Byzantium as Europe’s Black Mirror

Anthony Kaldellis, University of Chicago, discusses the role of Byzantium in Europe’s idealization of itself. This lecture will take place live on Zoom, followed by a question and answer period.

Anthony Kaldellis, University of Chicago, discusses the role of Byzantium in Europe’s idealization of itself. This lecture will take place live on Zoom, followed by a question and answer period. Please register to receive the Zoom link. Registration opens on 19 January 2024.

About the lecture:

In the course of its long self-fashioning, “the West” (later “Europe”) set itself off as a superior alternative to a number of imagined Others, including the infidel world of Islam, the primitive nature of the New World, and even its own regressive past, the Middle Ages.

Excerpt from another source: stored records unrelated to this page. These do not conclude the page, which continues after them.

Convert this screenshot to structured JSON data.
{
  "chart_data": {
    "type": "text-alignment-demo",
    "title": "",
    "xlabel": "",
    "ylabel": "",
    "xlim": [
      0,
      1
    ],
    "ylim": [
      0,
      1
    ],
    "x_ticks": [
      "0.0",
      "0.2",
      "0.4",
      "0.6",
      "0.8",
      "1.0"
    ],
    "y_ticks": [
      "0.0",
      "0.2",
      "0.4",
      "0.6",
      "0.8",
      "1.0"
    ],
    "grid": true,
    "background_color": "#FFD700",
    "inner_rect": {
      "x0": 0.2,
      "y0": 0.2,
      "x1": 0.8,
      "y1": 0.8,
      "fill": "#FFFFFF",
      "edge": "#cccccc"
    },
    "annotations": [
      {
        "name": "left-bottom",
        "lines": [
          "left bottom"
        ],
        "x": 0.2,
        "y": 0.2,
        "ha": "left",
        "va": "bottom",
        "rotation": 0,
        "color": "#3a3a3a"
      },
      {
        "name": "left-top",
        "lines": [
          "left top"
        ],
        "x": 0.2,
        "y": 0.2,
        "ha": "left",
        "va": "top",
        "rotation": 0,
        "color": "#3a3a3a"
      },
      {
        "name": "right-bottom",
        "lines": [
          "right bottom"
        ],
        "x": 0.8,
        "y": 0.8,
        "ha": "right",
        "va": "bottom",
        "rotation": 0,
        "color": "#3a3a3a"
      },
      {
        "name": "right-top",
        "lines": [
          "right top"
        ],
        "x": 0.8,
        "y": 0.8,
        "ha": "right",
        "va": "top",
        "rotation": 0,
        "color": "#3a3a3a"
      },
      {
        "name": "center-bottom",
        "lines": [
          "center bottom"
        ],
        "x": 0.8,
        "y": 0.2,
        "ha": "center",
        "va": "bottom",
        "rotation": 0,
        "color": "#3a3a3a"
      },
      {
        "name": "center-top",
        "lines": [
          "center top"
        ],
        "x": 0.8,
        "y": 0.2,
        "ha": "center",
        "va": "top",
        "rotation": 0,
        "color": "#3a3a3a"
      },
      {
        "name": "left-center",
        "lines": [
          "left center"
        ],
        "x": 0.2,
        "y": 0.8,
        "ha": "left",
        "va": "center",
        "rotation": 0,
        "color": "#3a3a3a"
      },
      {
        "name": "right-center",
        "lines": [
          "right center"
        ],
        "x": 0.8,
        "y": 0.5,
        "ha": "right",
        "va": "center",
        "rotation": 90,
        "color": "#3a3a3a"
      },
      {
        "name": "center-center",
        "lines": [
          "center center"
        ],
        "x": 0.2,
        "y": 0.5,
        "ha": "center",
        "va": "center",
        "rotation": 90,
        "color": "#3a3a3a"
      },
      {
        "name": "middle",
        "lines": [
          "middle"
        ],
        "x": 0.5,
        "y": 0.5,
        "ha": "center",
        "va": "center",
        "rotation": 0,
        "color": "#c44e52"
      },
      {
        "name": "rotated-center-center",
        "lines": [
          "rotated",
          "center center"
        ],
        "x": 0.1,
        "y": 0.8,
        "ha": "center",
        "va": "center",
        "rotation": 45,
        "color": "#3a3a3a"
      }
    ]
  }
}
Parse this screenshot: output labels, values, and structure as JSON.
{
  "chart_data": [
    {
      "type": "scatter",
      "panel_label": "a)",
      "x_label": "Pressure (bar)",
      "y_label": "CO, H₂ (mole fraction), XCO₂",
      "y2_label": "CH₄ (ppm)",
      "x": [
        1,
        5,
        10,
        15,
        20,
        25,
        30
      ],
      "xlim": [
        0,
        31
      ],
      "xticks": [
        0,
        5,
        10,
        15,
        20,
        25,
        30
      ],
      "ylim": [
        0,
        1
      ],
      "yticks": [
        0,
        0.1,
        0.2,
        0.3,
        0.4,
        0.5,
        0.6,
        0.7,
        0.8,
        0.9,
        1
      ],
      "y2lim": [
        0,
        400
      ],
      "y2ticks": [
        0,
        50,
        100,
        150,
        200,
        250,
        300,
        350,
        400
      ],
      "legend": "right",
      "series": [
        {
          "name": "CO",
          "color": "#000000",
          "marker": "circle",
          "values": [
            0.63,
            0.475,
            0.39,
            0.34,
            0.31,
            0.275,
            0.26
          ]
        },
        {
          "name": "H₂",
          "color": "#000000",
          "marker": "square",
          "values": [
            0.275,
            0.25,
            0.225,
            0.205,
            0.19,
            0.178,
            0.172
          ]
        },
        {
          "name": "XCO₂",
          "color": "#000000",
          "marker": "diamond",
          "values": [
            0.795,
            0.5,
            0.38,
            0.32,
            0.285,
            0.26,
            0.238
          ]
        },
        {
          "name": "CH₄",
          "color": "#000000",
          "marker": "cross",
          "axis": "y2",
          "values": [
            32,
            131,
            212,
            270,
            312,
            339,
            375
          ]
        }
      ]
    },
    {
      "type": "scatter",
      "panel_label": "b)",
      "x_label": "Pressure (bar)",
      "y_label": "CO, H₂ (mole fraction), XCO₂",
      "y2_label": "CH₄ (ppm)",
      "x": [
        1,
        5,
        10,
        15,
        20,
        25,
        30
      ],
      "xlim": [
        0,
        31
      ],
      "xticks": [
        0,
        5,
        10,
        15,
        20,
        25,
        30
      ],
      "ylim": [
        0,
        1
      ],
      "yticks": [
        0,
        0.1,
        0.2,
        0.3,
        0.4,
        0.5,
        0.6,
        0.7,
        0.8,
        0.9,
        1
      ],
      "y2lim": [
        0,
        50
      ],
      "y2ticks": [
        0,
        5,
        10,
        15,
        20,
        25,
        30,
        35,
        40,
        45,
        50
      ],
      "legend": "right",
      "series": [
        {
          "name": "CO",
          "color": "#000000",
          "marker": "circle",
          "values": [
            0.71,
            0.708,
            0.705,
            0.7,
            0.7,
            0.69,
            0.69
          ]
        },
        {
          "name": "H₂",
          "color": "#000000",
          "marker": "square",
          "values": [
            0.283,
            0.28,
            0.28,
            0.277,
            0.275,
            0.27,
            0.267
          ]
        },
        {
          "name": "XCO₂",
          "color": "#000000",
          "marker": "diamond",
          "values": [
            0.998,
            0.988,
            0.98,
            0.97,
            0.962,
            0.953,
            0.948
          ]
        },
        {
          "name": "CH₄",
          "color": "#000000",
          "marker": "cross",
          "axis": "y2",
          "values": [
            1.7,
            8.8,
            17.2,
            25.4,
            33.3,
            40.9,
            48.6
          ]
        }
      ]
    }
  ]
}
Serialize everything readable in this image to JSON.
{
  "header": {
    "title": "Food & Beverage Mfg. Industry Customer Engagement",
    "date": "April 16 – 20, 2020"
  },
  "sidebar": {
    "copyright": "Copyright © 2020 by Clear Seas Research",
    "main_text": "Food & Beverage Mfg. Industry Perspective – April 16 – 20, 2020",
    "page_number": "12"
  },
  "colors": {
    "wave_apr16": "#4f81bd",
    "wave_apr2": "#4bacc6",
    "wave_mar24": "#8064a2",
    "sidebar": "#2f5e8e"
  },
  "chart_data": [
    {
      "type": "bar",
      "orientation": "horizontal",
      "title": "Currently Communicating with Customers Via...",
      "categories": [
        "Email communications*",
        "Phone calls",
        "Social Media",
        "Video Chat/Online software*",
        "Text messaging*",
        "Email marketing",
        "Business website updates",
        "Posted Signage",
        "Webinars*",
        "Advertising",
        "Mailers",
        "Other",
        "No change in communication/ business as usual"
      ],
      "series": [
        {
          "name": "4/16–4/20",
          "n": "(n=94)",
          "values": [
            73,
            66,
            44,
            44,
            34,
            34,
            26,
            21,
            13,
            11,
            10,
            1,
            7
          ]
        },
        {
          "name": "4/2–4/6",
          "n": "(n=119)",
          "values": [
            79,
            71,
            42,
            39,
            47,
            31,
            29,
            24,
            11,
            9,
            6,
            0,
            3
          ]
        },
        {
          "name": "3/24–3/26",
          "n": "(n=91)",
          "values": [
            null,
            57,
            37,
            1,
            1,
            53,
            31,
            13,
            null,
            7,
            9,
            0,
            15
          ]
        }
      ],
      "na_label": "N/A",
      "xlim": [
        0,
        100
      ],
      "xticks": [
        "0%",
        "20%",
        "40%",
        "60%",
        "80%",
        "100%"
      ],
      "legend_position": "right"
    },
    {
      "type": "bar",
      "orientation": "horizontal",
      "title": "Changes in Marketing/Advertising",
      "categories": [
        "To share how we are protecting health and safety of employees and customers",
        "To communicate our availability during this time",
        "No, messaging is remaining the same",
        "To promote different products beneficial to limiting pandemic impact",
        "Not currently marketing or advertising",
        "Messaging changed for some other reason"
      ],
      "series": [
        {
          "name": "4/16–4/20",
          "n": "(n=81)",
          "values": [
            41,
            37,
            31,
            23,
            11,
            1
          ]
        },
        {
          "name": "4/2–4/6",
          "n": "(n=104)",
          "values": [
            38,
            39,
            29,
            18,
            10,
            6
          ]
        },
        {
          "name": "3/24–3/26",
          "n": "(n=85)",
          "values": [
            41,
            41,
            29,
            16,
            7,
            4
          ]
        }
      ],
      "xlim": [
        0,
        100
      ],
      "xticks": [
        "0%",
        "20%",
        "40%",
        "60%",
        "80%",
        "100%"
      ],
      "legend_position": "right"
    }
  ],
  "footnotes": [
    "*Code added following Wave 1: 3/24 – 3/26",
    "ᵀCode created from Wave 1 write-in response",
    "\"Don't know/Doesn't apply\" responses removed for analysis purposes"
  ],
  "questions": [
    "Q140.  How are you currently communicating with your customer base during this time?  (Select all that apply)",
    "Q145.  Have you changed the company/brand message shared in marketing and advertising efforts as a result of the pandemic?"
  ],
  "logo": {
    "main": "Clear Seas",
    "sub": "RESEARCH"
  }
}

This lecture will explore the unique role that Byzantium played in this process. While it too was identified as the antithesis of an idealized Europe, this was done in a specific way with lasting consequences down to the present. Byzantium was constructed not to be fully an Other, but rather to function as an inversion of the Christian, Roman, and Hellenic ideals that Europe itself aspired to embody even as it appropriated those patrimonies from the eastern empire. It became Europe’s twin evil brother, its internal “Black Mirror.” Once we understand this dynamic, we can chart a new path forward for both scholarly and popular perceptions of the eastern empire that are no longer beholden to western anxieties.